Tuesday 25 April 2023

Elysion - Bring Out Your Dead (2023)

Country: Greece
Style: Gothic Metal
Rating: 6/10
Release Date: 17 Mar 2023
Sites: Facebook | Instagram | Official Website | Wikipedia | YouTube

Elysion are new to me but they've been around for a long time, even though this is only their third album, arriving almost a decade after its predecessor, Someplace Later in 2014. They're prominent enough to have a Wikipedia page, but there's not much there. They're from Athens, built around a couple of guitarists, and they've held a pretty stable line-up since their formation in 2006. The only change since their early days is Andreas Roufagalas stepping on bass last year to replace founder member Antonios Bofilakis.

They play gothic metal, but with a very commercial, alt rock edge. This isn't old school gothic metal drenched in velvet and mahogany and with either a deep and resonant male voice or a beauty and the beast contrast. There's little here that's reminiscent of Tristania or Lacrimas Profundere. It's radio friendly gothic metal, like Evanescence but heavier, so maybe more like modern Lacuna Coil. It's built out of simple but effective crunchy riffs and led by a clean and powerful female voice that knows exactly how to turn on the emphasis. It's telling that this seems to be metal over rock, but I do not see a page for the band at Metal Archives.

Blink of an Eye is a strong opener that never lets up. Crossing Over adds more commercial sheen. Raid the Universe adds samples and more electronica. Those three, between them, provide the band's sound in a nutshell and all three of them sound good. This is a very easy album to listen to, as if an initial listen is actually a tenth or twentieth time through. I'm sure that's very deliberate through careful songwriting, because the music behind Christiana Hatzimihali's voice is thoroughly simple, designed to underpin her rather than to show off. Sure, Nikos Despotopoulos manages to carve a little space out of songs for decent guitar solos, but then it's swiftly back to the vocals.

Frankly, this lives or dies on those vocals and what balance Hatzimihali can find between melody and power. The verses are all melody and they build to the title or the chorus or whatever's there to stand out just a bit more than the verses, with Hatzimihali turning on that emphasis for effect too. As long as she does that, and she manages it consistently across the album, then this is good stuff and a whole slew of these ten tracks ought to find themselves friendly to radio stations.

The question you need to ask yourselves, if you're into gothic metal of any description, is whether that's enough for you and that's because there's not a lot more here. Blink of an Eye does tease a little, with a decent guitar solo and a teasing operatic voice soaring behind whispers at one point. I like the keyboard work that's mostly confined in the background to Crossing Over.

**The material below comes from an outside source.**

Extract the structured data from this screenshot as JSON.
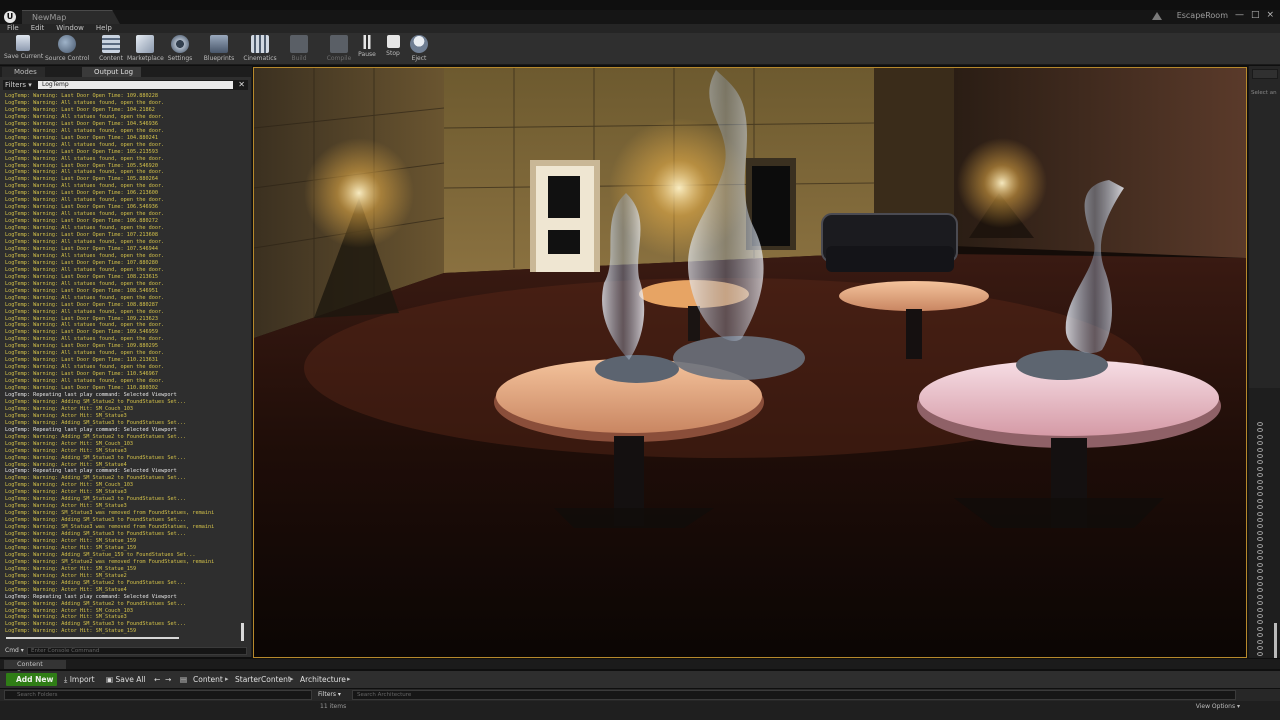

Those are the first two tracks here, so it's all promising for a while, but there's not much else added after that, so, if you're looking for more than crunchy guitars and powerful female vocals, the songs will blur together somewhat. Was that a sample during This Time? I probably dreamed it.

And that puts this album in an odd place. Because it's so consistent in approach, these songs serve as variations on a simple theme and that means that, after a couple of times through, there was a lack of anything to keep me paying attention and it all faded into the background, maybe a guitar solo or vocal line pulling back here and there. However, the songs, as simple as they are, never got old, so that, even when this became background ambience, I was still listening on some level and it entertained me.

I ended up thinking of it like a dentist's surgery. You know when you're lying there, waiting for the numbing agent to work and all you can do is listen to the radio station to which they're tuned. If it's a good one, then you feel OK because whatever pain you're in will soon be gone and you can listen to good music until then. If it's a bad one, then you feel uncomfortable, as if you're being confined against your will and you're already failing to manage the ordeal even before the dentist arrives. This album would serve as a good radio station for my next visit.